Poesponegoro and Notosusanto (1993) further concluded that the most likely theory was that both Kudungga who named his son Asvavarman, and Asvavarman himself named his son Mulavarman, eager to equate their degree and their ancestral alignment with the Ksahtriya caste in India. This possibility was based on the fact that the word "varman" is derived from Sanskrit, which was usually used as a suffix for the names of people in southern India.
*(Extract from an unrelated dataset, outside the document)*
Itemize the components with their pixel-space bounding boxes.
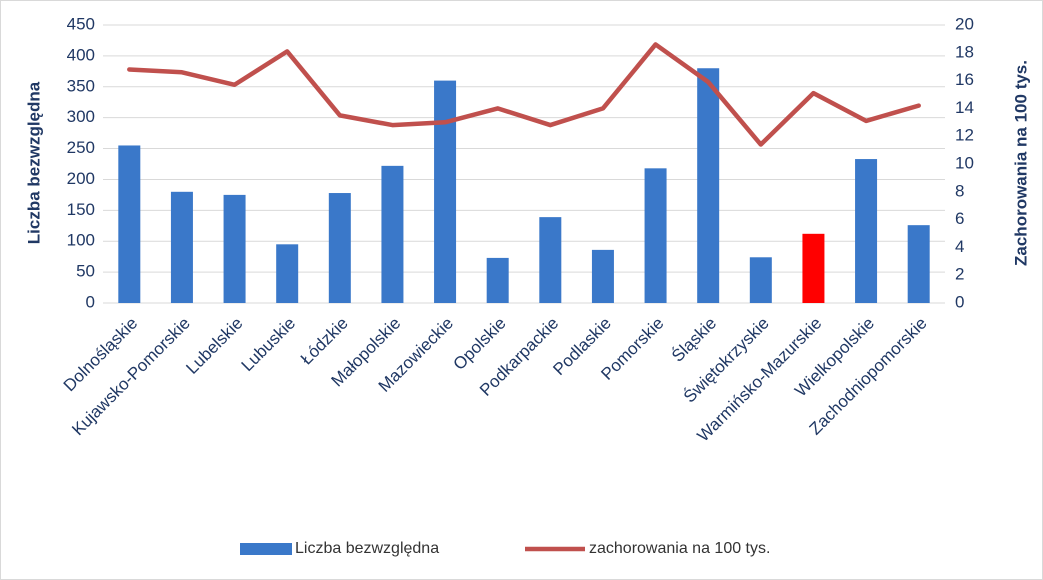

In the Hindu tradition that came from India, the social system of society is divided into classes, known as castes where members of the warrior caste (Kshatriyas) and the aristocratic/priestly caste (Brahmins) were treated highly .

=== Latest Claim ===
The latest claim came from the newly reestablished Kutai Mulawarman Kingdom (direct descendant of Sultanate of Kutai Kartanagara) in Indonesia, where Maharaja Kudungga was a king of Bakulapura in Tabalrung. Kudungga was the son of King Atwangga and King Atwangga was the son of Mitrongga, which was a descendant of Emperor Pushyamitra Shunga from the Shunga Empire in Magadha, India. During Kudungga's rule, Shunga Empire no longer existed, and his successor Ashvavarman, used the surname varman to state that his caste is Kshatriya. These claims however are one-sided, and unsubstantiated with no historical records proving Atwangga and Mitrongga ever existed.